FATCA Making It Harder to Get Money Out of the U.S.

Some people want to keep money outside the U.S. It's getting harder to do that now.

Some countries pass laws that forbid you to take money out of the country and keep it somewhere else. Argentina recently did that. The U.S. doesn't forbid your taking your money elsewhere. But here's an example of how they make it hard to do so anyway: FATCA.

FATCA stands for Foreign Account Tax Compliance Act. This law will be phased in over the next few years.
Banks world-wide have largely accepted the inevitability of Fatca, but they remain concerned about the complexity of the new rules, the difficulties and costs associated with ensuring compliance and the fact that important details aren't clear yet even though some rules related to the law take effect next year.
This law will accelerate a trend that started a few year back. Non-U.S. banks and financial institutions, facing increasing demands by the U.S. government to provide disclosure of accounts owned by U.S. citizens, have already begun to either refuse to open accounts for U.S. citizens or, in some cases, simply closed existing accounts of U.S. citizens. These banks simply don't want to deal with the U.S. government. (They've probably got enough to do dealing with their own governments!)
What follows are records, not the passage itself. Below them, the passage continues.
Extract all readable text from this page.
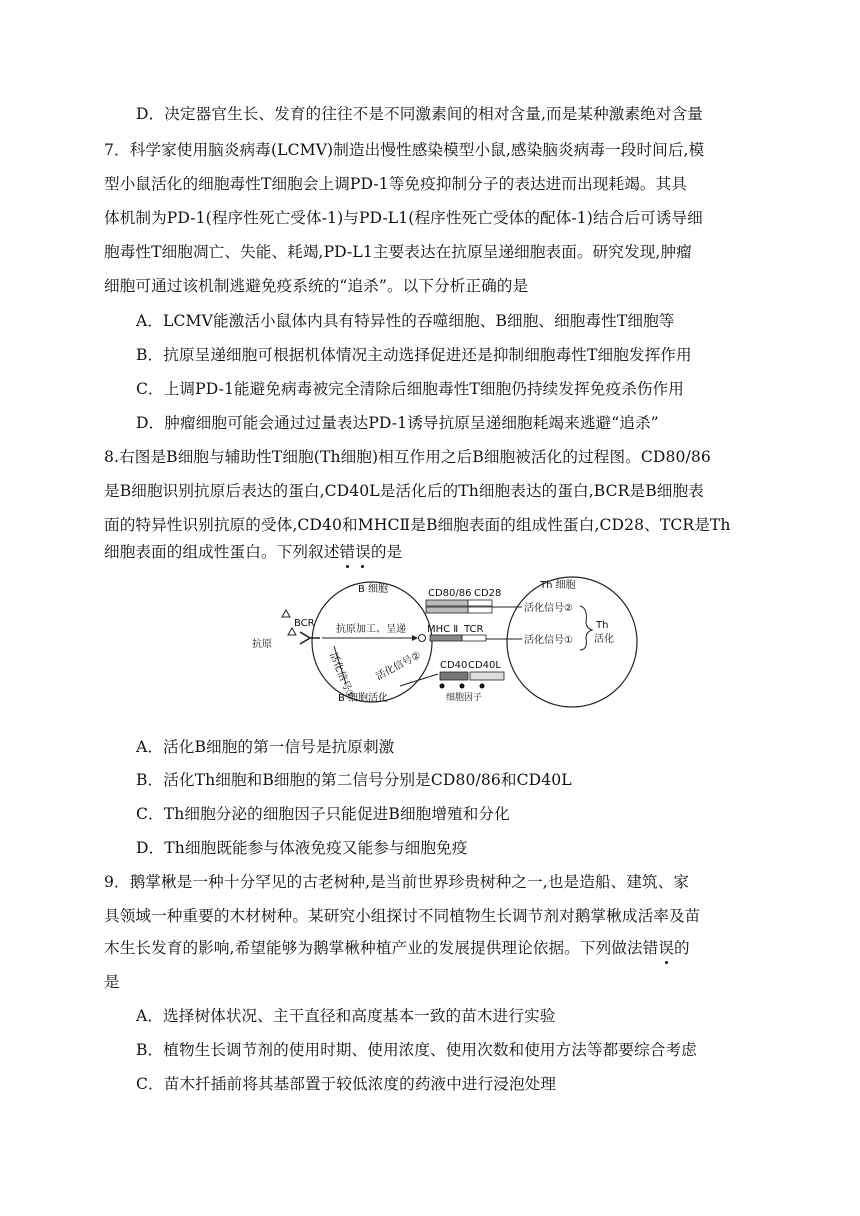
D．决定器官生长、发育的往往不是不同激素间的相对含量,而是某种激素绝对含量
7．科学家使用脑炎病毒(LCMV)制造出慢性感染模型小鼠,感染脑炎病毒一段时间后,模
型小鼠活化的细胞毒性T细胞会上调PD-1等免疫抑制分子的表达进而出现耗竭。其具
体机制为PD-1(程序性死亡受体-1)与PD-L1(程序性死亡受体的配体-1)结合后可诱导细
胞毒性T细胞凋亡、失能、耗竭,PD-L1主要表达在抗原呈递细胞表面。研究发现,肿瘤
细胞可通过该机制逃避免疫系统的“追杀”。以下分析正确的是
A．LCMV能激活小鼠体内具有特异性的吞噬细胞、B细胞、细胞毒性T细胞等
B．抗原呈递细胞可根据机体情况主动选择促进还是抑制细胞毒性T细胞发挥作用
C．上调PD-1能避免病毒被完全清除后细胞毒性T细胞仍持续发挥免疫杀伤作用
D．肿瘤细胞可能会通过过量表达PD-1诱导抗原呈递细胞耗竭来逃避“追杀”
8.右图是B细胞与辅助性T细胞(Th细胞)相互作用之后B细胞被活化的过程图。CD80/86
是B细胞识别抗原后表达的蛋白,CD40L是活化后的Th细胞表达的蛋白,BCR是B细胞表
面的特异性识别抗原的受体,CD40和MHCⅡ是B细胞表面的组成性蛋白,CD28、TCR是Th
细胞表面的组成性蛋白。下列叙述错误的是
B 细胞	Th 细胞
CD80/86 CD28
活化信号②
Th
活化
抗原
BCR
抗原加工、呈递 MHC Ⅱ TCR
活化信号①
活化信号① 活化信号② CD40 CD40L
B 细胞活化	细胞因子
A．活化B细胞的第一信号是抗原刺激
B．活化Th细胞和B细胞的第二信号分别是CD80/86和CD40L
C．Th细胞分泌的细胞因子只能促进B细胞增殖和分化
D．Th细胞既能参与体液免疫又能参与细胞免疫
9．鹅掌楸是一种十分罕见的古老树种,是当前世界珍贵树种之一,也是造船、建筑、家
具领域一种重要的木材树种。某研究小组探讨不同植物生长调节剂对鹅掌楸成活率及苗
木生长发育的影响,希望能够为鹅掌楸种植产业的发展提供理论依据。下列做法错误的
是
A．选择树体状况、主干直径和高度基本一致的苗木进行实验
B．植物生长调节剂的使用时期、使用浓度、使用次数和使用方法等都要综合考虑
C．苗木扦插前将其基部置于较低浓度的药液中进行浸泡处理
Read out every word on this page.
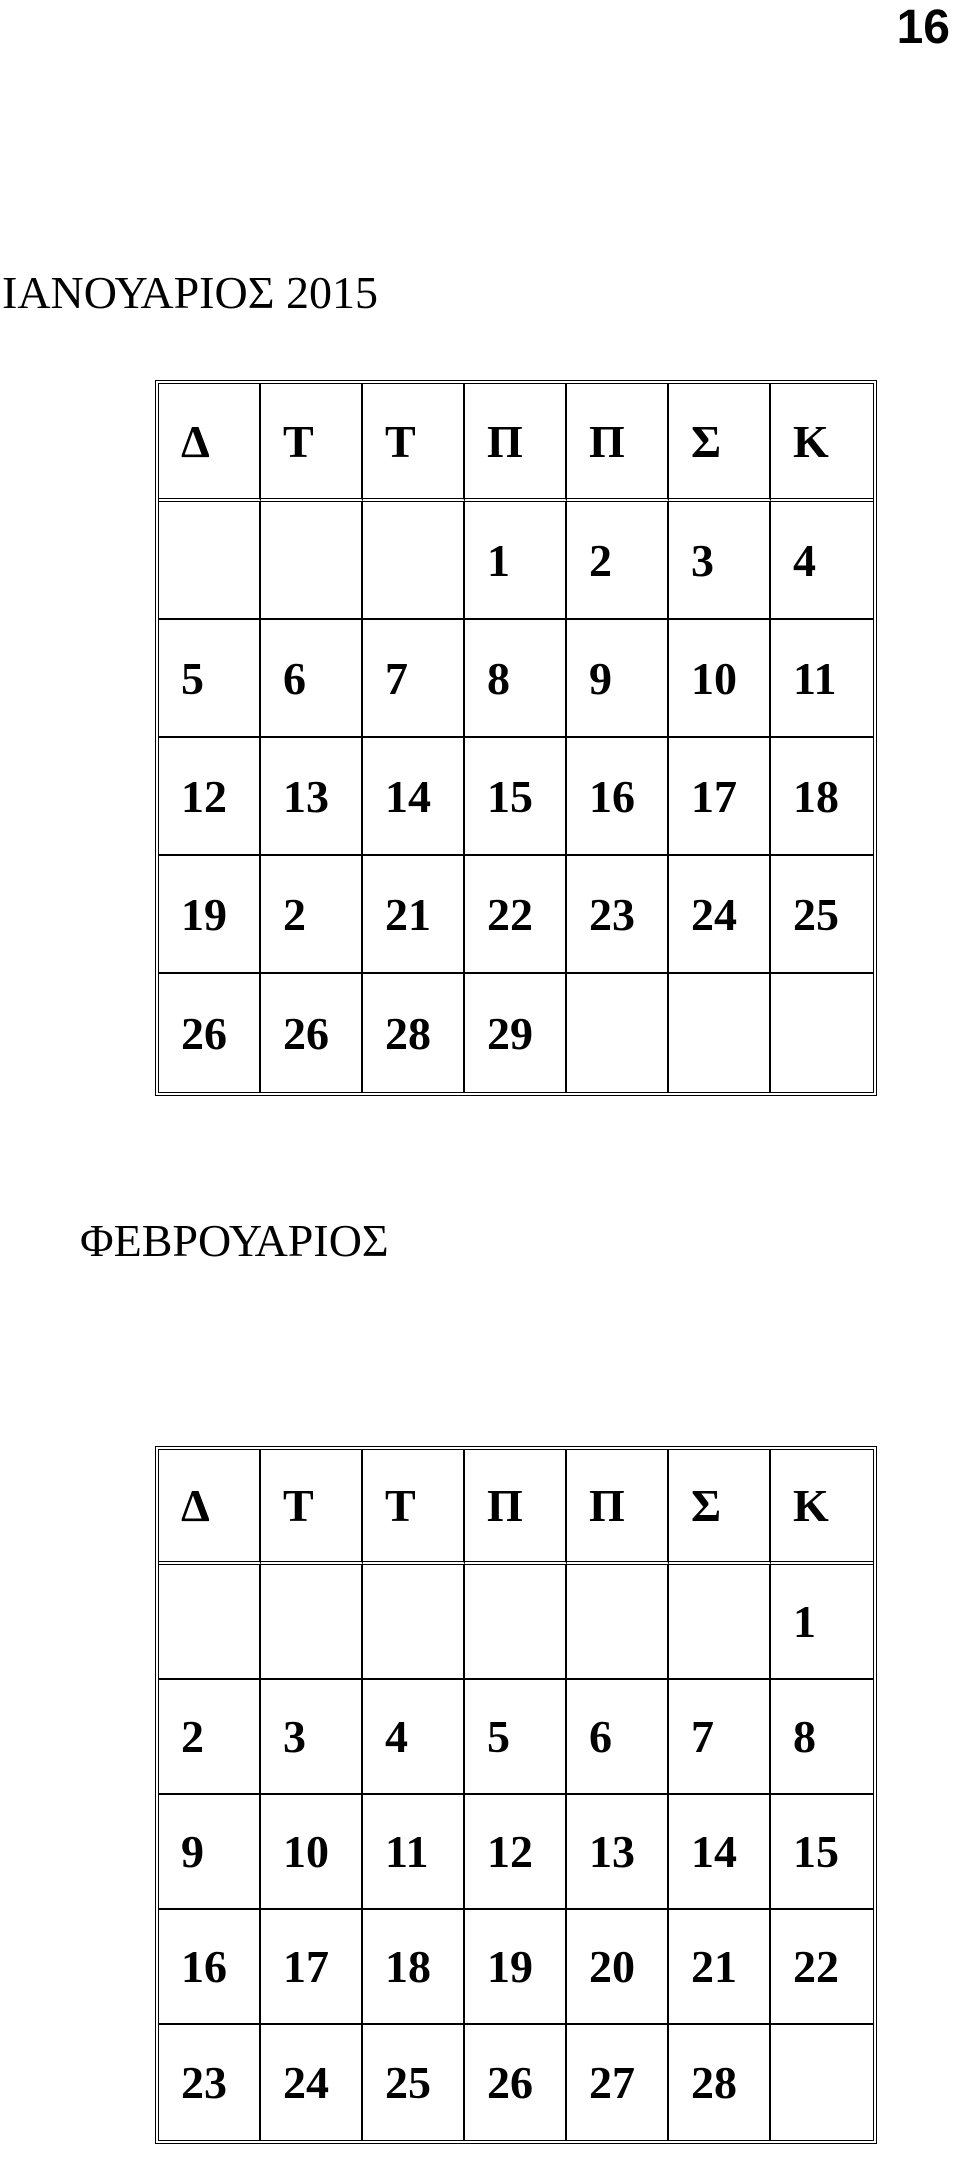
16
ΙΑΝΟΥΑΡΙΟΣ 2015
Δ	Τ	Τ	Π	Π	Σ	Κ
			1	2	3	4
5	6	7	8	9	10	11
12	13	14	15	16	17	18
19	2	21	22	23	24	25
26	26	28	29			
ΦΕΒΡΟΥΑΡΙΟΣ
Δ	Τ	Τ	Π	Π	Σ	Κ
						1
2	3	4	5	6	7	8
9	10	11	12	13	14	15
16	17	18	19	20	21	22
23	24	25	26	27	28	
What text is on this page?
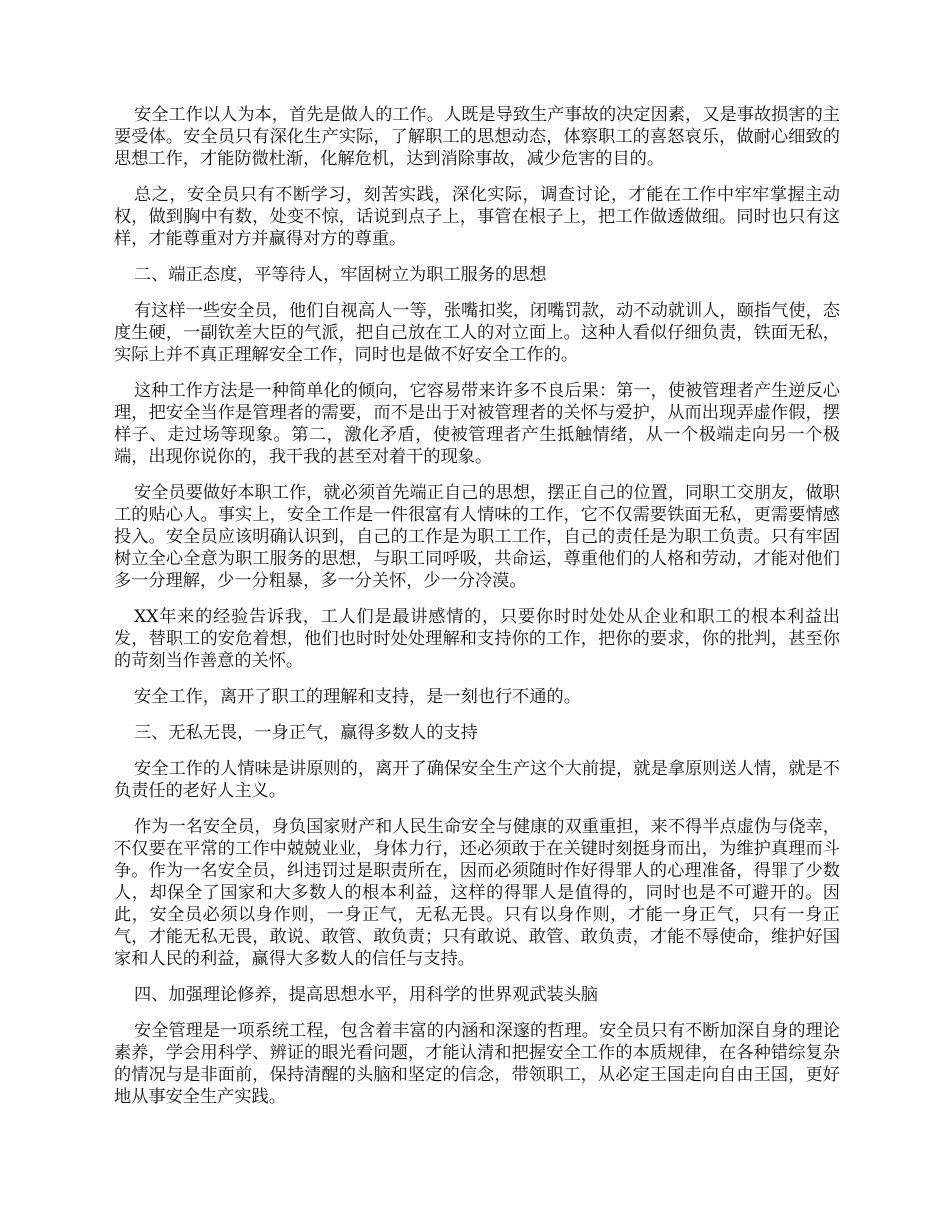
安全工作以人为本，首先是做人的工作。人既是导致生产事故的决定因素，又是事故损害的主要受体。安全员只有深化生产实际，了解职工的思想动态，体察职工的喜怒哀乐，做耐心细致的思想工作，才能防微杜渐，化解危机，达到消除事故，减少危害的目的。

总之，安全员只有不断学习，刻苦实践，深化实际，调查讨论，才能在工作中牢牢掌握主动权，做到胸中有数，处变不惊，话说到点子上，事管在根子上，把工作做透做细。同时也只有这样，才能尊重对方并赢得对方的尊重。

二、端正态度，平等待人，牢固树立为职工服务的思想

有这样一些安全员，他们自视高人一等，张嘴扣奖，闭嘴罚款，动不动就训人，颐指气使，态度生硬，一副钦差大臣的气派，把自己放在工人的对立面上。这种人看似仔细负责，铁面无私，实际上并不真正理解安全工作，同时也是做不好安全工作的。

这种工作方法是一种简单化的倾向，它容易带来许多不良后果：第一，使被管理者产生逆反心理，把安全当作是管理者的需要，而不是出于对被管理者的关怀与爱护，从而出现弄虚作假，摆样子、走过场等现象。第二，激化矛盾，使被管理者产生抵触情绪，从一个极端走向另一个极端，出现你说你的，我干我的甚至对着干的现象。

安全员要做好本职工作，就必须首先端正自己的思想，摆正自己的位置，同职工交朋友，做职工的贴心人。事实上，安全工作是一件很富有人情味的工作，它不仅需要铁面无私，更需要情感投入。安全员应该明确认识到，自己的工作是为职工工作，自己的责任是为职工负责。只有牢固树立全心全意为职工服务的思想，与职工同呼吸，共命运，尊重他们的人格和劳动，才能对他们多一分理解，少一分粗暴，多一分关怀，少一分冷漠。

XX年来的经验告诉我，工人们是最讲感情的，只要你时时处处从企业和职工的根本利益出发，替职工的安危着想，他们也时时处处理解和支持你的工作，把你的要求，你的批判，甚至你的苛刻当作善意的关怀。

安全工作，离开了职工的理解和支持，是一刻也行不通的。

三、无私无畏，一身正气，赢得多数人的支持

安全工作的人情味是讲原则的，离开了确保安全生产这个大前提，就是拿原则送人情，就是不负责任的老好人主义。

作为一名安全员，身负国家财产和人民生命安全与健康的双重重担，来不得半点虚伪与侥幸，不仅要在平常的工作中兢兢业业，身体力行，还必须敢于在关键时刻挺身而出，为维护真理而斗争。作为一名安全员，纠违罚过是职责所在，因而必须随时作好得罪人的心理准备，得罪了少数人，却保全了国家和大多数人的根本利益，这样的得罪人是值得的，同时也是不可避开的。因此，安全员必须以身作则，一身正气，无私无畏。只有以身作则，才能一身正气，只有一身正气，才能无私无畏，敢说、敢管、敢负责；只有敢说、敢管、敢负责，才能不辱使命，维护好国家和人民的利益，赢得大多数人的信任与支持。

四、加强理论修养，提高思想水平，用科学的世界观武装头脑

安全管理是一项系统工程，包含着丰富的内涵和深邃的哲理。安全员只有不断加深自身的理论素养，学会用科学、辨证的眼光看问题，才能认清和把握安全工作的本质规律，在各种错综复杂的情况与是非面前，保持清醒的头脑和坚定的信念，带领职工，从必定王国走向自由王国，更好地从事安全生产实践。
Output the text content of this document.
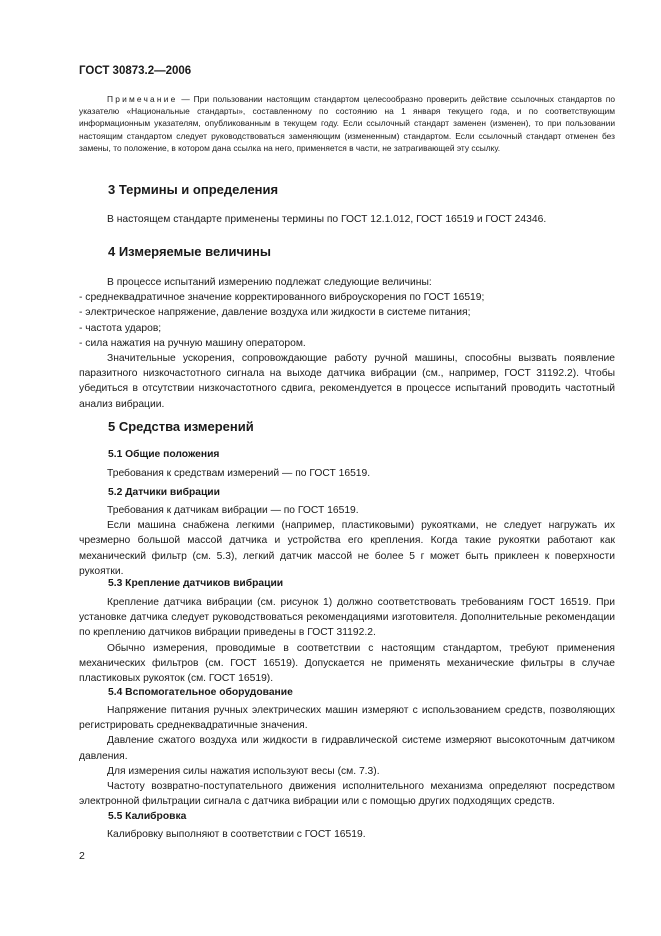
ГОСТ 30873.2—2006

Примечание — При пользовании настоящим стандартом целесообразно проверить действие ссылочных стандартов по указателю «Национальные стандарты», составленному по состоянию на 1 января текущего года, и по соответствующим информационным указателям, опубликованным в текущем году. Если ссылочный стандарт заменен (изменен), то при пользовании настоящим стандартом следует руководствоваться заменяющим (измененным) стандартом. Если ссылочный стандарт отменен без замены, то положение, в котором дана ссылка на него, применяется в части, не затрагивающей эту ссылку.

3 Термины и определения

В настоящем стандарте применены термины по ГОСТ 12.1.012, ГОСТ 16519 и ГОСТ 24346.

4 Измеряемые величины

В процессе испытаний измерению подлежат следующие величины:

- среднеквадратичное значение корректированного виброускорения по ГОСТ 16519;

- электрическое напряжение, давление воздуха или жидкости в системе питания;

- частота ударов;

- сила нажатия на ручную машину оператором.

Значительные ускорения, сопровождающие работу ручной машины, способны вызвать появление паразитного низкочастотного сигнала на выходе датчика вибрации (см., например, ГОСТ 31192.2). Чтобы убедиться в отсутствии низкочастотного сдвига, рекомендуется в процессе испытаний проводить частотный анализ вибрации.

5 Средства измерений
5.1 Общие положения

Требования к средствам измерений — по ГОСТ 16519.

5.2 Датчики вибрации

Требования к датчикам вибрации — по ГОСТ 16519.

Если машина снабжена легкими (например, пластиковыми) рукоятками, не следует нагружать их чрезмерно большой массой датчика и устройства его крепления. Когда такие рукоятки работают как механический фильтр (см. 5.3), легкий датчик массой не более 5 г может быть приклеен к поверхности рукоятки.

5.3 Крепление датчиков вибрации

Крепление датчика вибрации (см. рисунок 1) должно соответствовать требованиям ГОСТ 16519. При установке датчика следует руководствоваться рекомендациями изготовителя. Дополнительные рекомендации по креплению датчиков вибрации приведены в ГОСТ 31192.2.

Обычно измерения, проводимые в соответствии с настоящим стандартом, требуют применения механических фильтров (см. ГОСТ 16519). Допускается не применять механические фильтры в случае пластиковых рукояток (см. ГОСТ 16519).

5.4 Вспомогательное оборудование

Напряжение питания ручных электрических машин измеряют с использованием средств, позволяющих регистрировать среднеквадратичные значения.

Давление сжатого воздуха или жидкости в гидравлической системе измеряют высокоточным датчиком давления.

Для измерения силы нажатия используют весы (см. 7.3).

Частоту возвратно-поступательного движения исполнительного механизма определяют посредством электронной фильтрации сигнала с датчика вибрации или с помощью других подходящих средств.

5.5 Калибровка

Калибровку выполняют в соответствии с ГОСТ 16519.

2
With FACTA, we will see  fewer and fewer banks accept U.S. citizens as clients. We will also see more and more existing accounts closed.

The effect will be that, while the U.S. government has not actually said you can't take money out of the country, they are creating conditions that make it virtually impossible to do so. Of course, if you're rich, you can still find banks - a dwindling number to be sure - who will take your money. But if you're just a regular schmo, it's going to become impossible, if it isn't already impossible.

While there certainly are instances of people trying to hide money or evade taxes, there are many reasons a U.S. citizen might want to have a bank or investment account in another country. The simplest example is someone who works overseas. 

(I was recently at a meeting with an attorney who wanted to close a foreign trust a family owned simply because of the increased reporting requirements as well as the scrutiny the IRS gives to these accounts. It didn't matter that the trust served a perfectly legitimate purpose in the family's estate plan. And there was certainly no attempt to hide the money or evade taxes.)

How about a situation where a U.S. citizen lives overseas and will be living in a foreign country for a while and wants to buy a home? FACTA will make it hard for that person to obtain a mortgage.
One of those Americans is John E. Roudabush, 37, who works for a U.S. medical-device company in Montreux, Switzerland, and is married to a French woman.

This summer, the couple wanted to buy a home and started looking for a mortgage. Credit Suisse, where the couple banks, turned them down, as did other Swiss banks, "though only a few openly cited my U.S. citizenship as the reason," Mr. Roudabush says.
The noose is tightening. Don't be surprised if more direct restrictions are placed on where you can keep your money.